Ao término, caminhou-se decidida e resoluta como quem fora feita mulher. Seu andar era mais firme e poderoso, olhava a todos nos olhos e sem piedade. Surpreendera-se ao ver pela janela o reflexo de curvas cheias nas ancas e um desenho de desponte no decote, aparecia aquele sinal no seio esquerdo a indicar: ali residia um coração pulsante.
Ao entrar na sala da última aula, um susto. Enquanto tentava desfazer-se de inseguranças feminis ouviu aquela palavra que, em grego antigo significava decidir-se.

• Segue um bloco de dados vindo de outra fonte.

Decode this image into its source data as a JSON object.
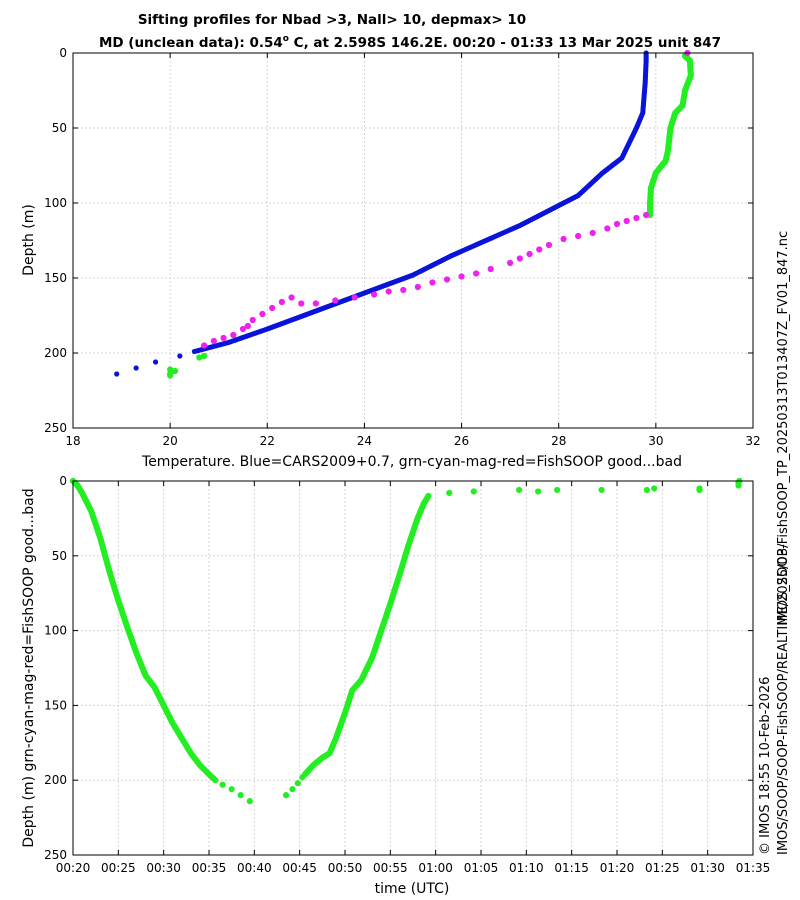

E só então dera-se conta que não decidira-se por nada, que sua vida era um eterno ir e vir de momentos perigosos e à beira do abismo, bifurcações as quais ela nunca atravessara. Por isso a constância, por isto a insistência por uma escolha que fosse.
E seja qual fosse ela, teria que esperar. Naquele momento, abria seu caderno, dispunha as canetas que iria utilizar todas a sua frente e preparava-se para voar.

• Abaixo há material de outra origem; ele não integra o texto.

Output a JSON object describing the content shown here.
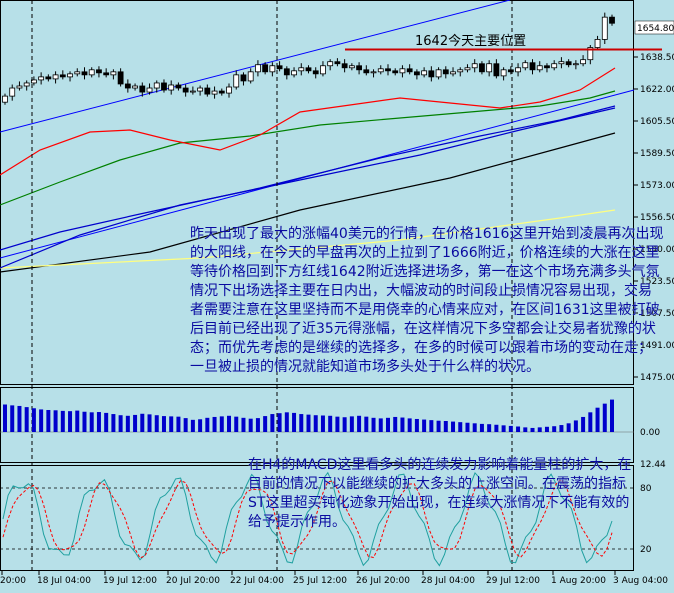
{
  "chart_data": {
    "type": "candlestick",
    "current_price": "1654.80",
    "annotation_label": "1642今天主要位置",
    "y_ticks": [
      "1654.80",
      "1638.50",
      "1622.00",
      "1605.50",
      "1589.50",
      "1573.00",
      "1556.50",
      "1540.00",
      "1523.50",
      "1507.50",
      "1491.00",
      "1475.00"
    ],
    "x_ticks": [
      "20:00",
      "18 Jul 04:00",
      "19 Jul 12:00",
      "20 Jul 20:00",
      "22 Jul 04:00",
      "25 Jul 12:00",
      "26 Jul 20:00",
      "28 Jul 04:00",
      "29 Jul 12:00",
      "1 Aug 20:00",
      "3 Aug 04:00"
    ],
    "macd_ticks": [
      "12.44",
      "0.00"
    ],
    "stoch_ticks": [
      "80",
      "20"
    ],
    "colors": {
      "background": "#b7e0e8",
      "channel": "#0000ff",
      "ma_fast": "#ff0000",
      "ma_mid": "#008000",
      "ma_blue": "#0000cc",
      "ma_slow": "#000000",
      "ma_yellow": "#ffff80",
      "support_line": "#cc0000",
      "macd_bar": "#0000cc",
      "stoch_main": "#20a0a0",
      "stoch_signal": "#ff0000",
      "note_text": "#0a0aa0"
    }
  },
  "notes": {
    "main_text": "昨天出现了最大的涨幅40美元的行情，在价格1616这里开始到凌晨再次出现的大阳线，在今天的早盘再次的上拉到了1666附近，价格连续的大涨在这里等待价格回到下方红线1642附近选择进场多，第一在这个市场充满多头气氛情况下出场选择主要在日内出，大幅波动的时间段止损情况容易出现，交易者需要注意在这里坚持而不是用侥幸的心情来应对，在区间1631这里被打破后目前已经出现了近35元得涨幅，在这样情况下多空都会让交易者犹豫的状态；而优先考虑的是继续的选择多，在多的时候可以跟着市场的变动在走；一旦被止损的情况就能知道市场多头处于什么样的状况。",
    "indicator_text": "在H4的MACD这里看多头的连续发力影响着能量柱的扩大，在目前的情况下以能继续的扩大多头的上涨空间。在震荡的指标ST这里超买钝化迹象开始出现，在连续大涨情况下不能有效的给予提示作用。"
  }
}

Já passada a insegurança e o breve momento fatal, conversava animadamente sobre casos, sobre a vida, sobre coisas de mulher. Ria deliciada. Sorrateiramente, sentiu atrás de si uma mão grande e desconhecida esgueirar-se pela alça de seu vestido para melhor dispô-la. Abriu mais os olhos e a boca enquanto congelara no meio de uma sílaba. A amiga sentiu a quebra e olhou – a como quem pede piedade. Ela continuava em choque incapaz de virar-se, inclusive. A outra, desconhecida postava-se como quem havia feito um bem de melhor arrumar aquela menina tão faceira e expansiva mais tão expansiva que não cuidava bem de si, esperava, satisfeita, um agradecimento que nunca veio.

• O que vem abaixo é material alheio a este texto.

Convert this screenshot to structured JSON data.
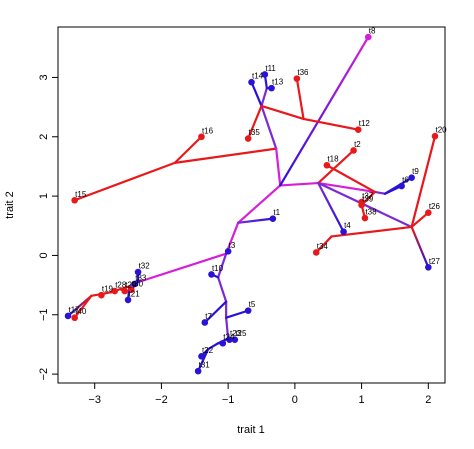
{
  "chart_data": {
    "type": "scatter",
    "subtype": "phylomorphospace",
    "title": "",
    "xlabel": "trait 1",
    "ylabel": "trait 2",
    "xlim": [
      -3.55,
      2.25
    ],
    "ylim": [
      -2.15,
      3.85
    ],
    "xticks": [
      -3,
      -2,
      -1,
      0,
      1,
      2
    ],
    "yticks": [
      -2,
      -1,
      0,
      1,
      2,
      3
    ],
    "xtick_labels": [
      "−3",
      "−2",
      "−1",
      "0",
      "1",
      "2"
    ],
    "ytick_labels": [
      "−2",
      "−1",
      "0",
      "1",
      "2",
      "3"
    ],
    "colors": {
      "red": "#e8191c",
      "magenta": "#d71ed8",
      "purple": "#7a2bd4",
      "blue": "#2a12d8"
    },
    "nodes": {
      "r": [
        -0.28,
        1.8
      ],
      "a1": [
        -0.5,
        2.52
      ],
      "a2": [
        -0.42,
        2.82
      ],
      "a3": [
        0.13,
        2.3
      ],
      "b1": [
        -1.8,
        1.56
      ],
      "c1": [
        -0.22,
        1.18
      ],
      "c2": [
        0.35,
        1.22
      ],
      "c3": [
        1.2,
        1.07
      ],
      "c4": [
        1.35,
        1.04
      ],
      "c5": [
        1.0,
        0.85
      ],
      "c6": [
        1.75,
        0.48
      ],
      "c7": [
        0.55,
        0.32
      ],
      "d1": [
        -0.85,
        0.55
      ],
      "d2": [
        -1.03,
        0.03
      ],
      "d3": [
        -1.15,
        -0.37
      ],
      "d4": [
        -1.03,
        -0.78
      ],
      "d5": [
        -1.03,
        -1.05
      ],
      "d6": [
        -1.0,
        -1.4
      ],
      "d7": [
        -1.15,
        -1.48
      ],
      "d8": [
        -1.3,
        -1.58
      ],
      "d9": [
        -2.35,
        -0.45
      ],
      "d10": [
        -2.48,
        -0.52
      ],
      "d11": [
        -2.62,
        -0.57
      ],
      "d12": [
        -2.75,
        -0.62
      ],
      "d13": [
        -2.85,
        -0.64
      ],
      "d14": [
        -3.05,
        -0.68
      ]
    },
    "edges": [
      {
        "from": "r",
        "to": "a1",
        "color": "purple"
      },
      {
        "from": "a1",
        "to": "a2",
        "color": "purple"
      },
      {
        "from": "a1",
        "to": "a3",
        "color": "red"
      },
      {
        "from": "r",
        "to": "b1",
        "color": "red"
      },
      {
        "from": "r",
        "to": "c1",
        "color": "magenta"
      },
      {
        "from": "c1",
        "to": "c2",
        "color": "magenta"
      },
      {
        "from": "c2",
        "to": "c3",
        "color": "magenta"
      },
      {
        "from": "c3",
        "to": "c4",
        "color": "purple"
      },
      {
        "from": "c3",
        "to": "c5",
        "color": "red"
      },
      {
        "from": "c2",
        "to": "c6",
        "color": "purple"
      },
      {
        "from": "c6",
        "to": "c7",
        "color": "red"
      },
      {
        "from": "c1",
        "to": "d1",
        "color": "magenta"
      },
      {
        "from": "d1",
        "to": "d2",
        "color": "magenta"
      },
      {
        "from": "d2",
        "to": "d3",
        "color": "purple"
      },
      {
        "from": "d3",
        "to": "d4",
        "color": "purple"
      },
      {
        "from": "d4",
        "to": "d5",
        "color": "purple"
      },
      {
        "from": "d5",
        "to": "d6",
        "color": "purple"
      },
      {
        "from": "d6",
        "to": "d7",
        "color": "blue"
      },
      {
        "from": "d7",
        "to": "d8",
        "color": "blue"
      },
      {
        "from": "d2",
        "to": "d9",
        "color": "magenta"
      },
      {
        "from": "d9",
        "to": "d10",
        "color": "purple"
      },
      {
        "from": "d10",
        "to": "d11",
        "color": "red"
      },
      {
        "from": "d11",
        "to": "d12",
        "color": "red"
      },
      {
        "from": "d12",
        "to": "d13",
        "color": "red"
      },
      {
        "from": "d13",
        "to": "d14",
        "color": "red"
      }
    ],
    "tips": [
      {
        "label": "t1",
        "x": -0.33,
        "y": 0.62,
        "parent": "d1",
        "color": "blue",
        "color_to": "purple"
      },
      {
        "label": "t2",
        "x": 0.88,
        "y": 1.77,
        "parent": "c2",
        "color": "red"
      },
      {
        "label": "t3",
        "x": -1.0,
        "y": 0.07,
        "parent": "d2",
        "color": "blue"
      },
      {
        "label": "t4",
        "x": 0.73,
        "y": 0.4,
        "parent": "c2",
        "color": "blue",
        "color_to": "purple"
      },
      {
        "label": "t5",
        "x": -0.7,
        "y": -0.93,
        "parent": "d5",
        "color": "blue"
      },
      {
        "label": "t6",
        "x": 1.6,
        "y": 1.17,
        "parent": "c4",
        "color": "blue"
      },
      {
        "label": "t7",
        "x": -1.35,
        "y": -1.13,
        "parent": "d4",
        "color": "blue"
      },
      {
        "label": "t8",
        "x": 1.1,
        "y": 3.68,
        "parent": "c1",
        "color": "magenta",
        "color_to": "blue"
      },
      {
        "label": "t9",
        "x": 1.75,
        "y": 1.31,
        "parent": "c4",
        "color": "blue"
      },
      {
        "label": "t10",
        "x": -1.25,
        "y": -0.32,
        "parent": "d3",
        "color": "blue"
      },
      {
        "label": "t11",
        "x": -0.45,
        "y": 3.05,
        "parent": "a2",
        "color": "blue"
      },
      {
        "label": "t12",
        "x": 0.95,
        "y": 2.12,
        "parent": "a3",
        "color": "red"
      },
      {
        "label": "t13",
        "x": -0.35,
        "y": 2.82,
        "parent": "a2",
        "color": "blue"
      },
      {
        "label": "t14",
        "x": -0.65,
        "y": 2.92,
        "parent": "a1",
        "color": "blue"
      },
      {
        "label": "t15",
        "x": -3.3,
        "y": 0.93,
        "parent": "b1",
        "color": "red"
      },
      {
        "label": "t16",
        "x": -1.4,
        "y": 2.0,
        "parent": "b1",
        "color": "red"
      },
      {
        "label": "t17",
        "x": -3.4,
        "y": -1.02,
        "parent": "d14",
        "color": "blue",
        "color_to": "red"
      },
      {
        "label": "t18",
        "x": 0.48,
        "y": 1.52,
        "parent": "c3",
        "color": "red"
      },
      {
        "label": "t19",
        "x": -2.9,
        "y": -0.67,
        "parent": "d13",
        "color": "red"
      },
      {
        "label": "t20",
        "x": 2.1,
        "y": 2.01,
        "parent": "c6",
        "color": "red"
      },
      {
        "label": "t21",
        "x": -2.5,
        "y": -0.75,
        "parent": "d10",
        "color": "blue"
      },
      {
        "label": "t22",
        "x": -1.4,
        "y": -1.7,
        "parent": "d8",
        "color": "blue"
      },
      {
        "label": "t23",
        "x": -0.98,
        "y": -1.42,
        "parent": "d6",
        "color": "blue"
      },
      {
        "label": "t24",
        "x": -1.08,
        "y": -1.48,
        "parent": "d7",
        "color": "blue"
      },
      {
        "label": "t25",
        "x": -0.9,
        "y": -1.42,
        "parent": "d6",
        "color": "blue"
      },
      {
        "label": "t26",
        "x": 2.0,
        "y": 0.72,
        "parent": "c6",
        "color": "red"
      },
      {
        "label": "t27",
        "x": 2.0,
        "y": -0.2,
        "parent": "c6",
        "color": "blue",
        "color_to": "red"
      },
      {
        "label": "t28",
        "x": -2.7,
        "y": -0.6,
        "parent": "d12",
        "color": "red"
      },
      {
        "label": "t29",
        "x": -2.55,
        "y": -0.6,
        "parent": "d11",
        "color": "red"
      },
      {
        "label": "t30",
        "x": -2.45,
        "y": -0.58,
        "parent": "d10",
        "color": "red"
      },
      {
        "label": "t31",
        "x": -1.45,
        "y": -1.95,
        "parent": "d8",
        "color": "blue"
      },
      {
        "label": "t32",
        "x": -2.35,
        "y": -0.28,
        "parent": "d9",
        "color": "blue"
      },
      {
        "label": "t33",
        "x": -2.4,
        "y": -0.48,
        "parent": "d9",
        "color": "blue"
      },
      {
        "label": "t34",
        "x": 0.32,
        "y": 0.05,
        "parent": "c7",
        "color": "red"
      },
      {
        "label": "t35",
        "x": -0.7,
        "y": 1.97,
        "parent": "a1",
        "color": "red"
      },
      {
        "label": "t36",
        "x": 0.03,
        "y": 2.98,
        "parent": "a3",
        "color": "red"
      },
      {
        "label": "t37",
        "x": 1.0,
        "y": 0.9,
        "parent": "c5",
        "color": "red"
      },
      {
        "label": "t38",
        "x": 1.05,
        "y": 0.63,
        "parent": "c5",
        "color": "red"
      },
      {
        "label": "t39",
        "x": 1.0,
        "y": 0.85,
        "parent": "c5",
        "color": "red"
      },
      {
        "label": "t40",
        "x": -3.3,
        "y": -1.05,
        "parent": "d14",
        "color": "red"
      }
    ],
    "legend": "none",
    "grid": false
  }
}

Mas ela não sabe que nos outros não se toca sem permissão?
Apesar de não parecer, mulher ela já era. Apanhava e tudo, por prazer, que fique claro. Mas nem mesmo quando precisava abrir-se como espécie reprodutora que era, sentia-se violada como com uma mão em sua alça de vestido. Do seu vestido de santa que a tornara completa.
Não sabe ela que os impulsos, nós guardamos para si. Por que não me avisou? Por que não perguntou se podia? Por que colocar a mão em mim?
O resto da aula, passou numa inquietude de quem tem bichos na cadeira. Voltara ao nada novamente. Não olharia para trás, por vergonha, por pudor de ter sido descoberta, enfim. A mão alheia lhe provocava uma repugnância ardente. Tremia-se toda tomada por convulsões de ódio e consciência mais profunda de ser violentíssima. O segredo de sua preparação, desmascarado. Não fora feita para ser mulher o suficiente, ficava claro e tão claro que aquele vestido não era seu e que não estava ela acostumada aos luxos de mulher refinada.
Ao final da aula, de um salto levantou para contemplar aquela que a havia tirado de si: ela era feia e vulgar.Sua roupa nem de longe lembrava a sua, tão alva a esmerada. De repente, tudo lhe fez sentido: fora tocada como santa. Com admiração de quem veste um manto de Nossa Senhora.
Eu te absolvo, filha, por todos os teus pecados e principalmente por chegar perto de mim.
p.s. pra primeira coisa escrita e concluída, até que não está mal, não é?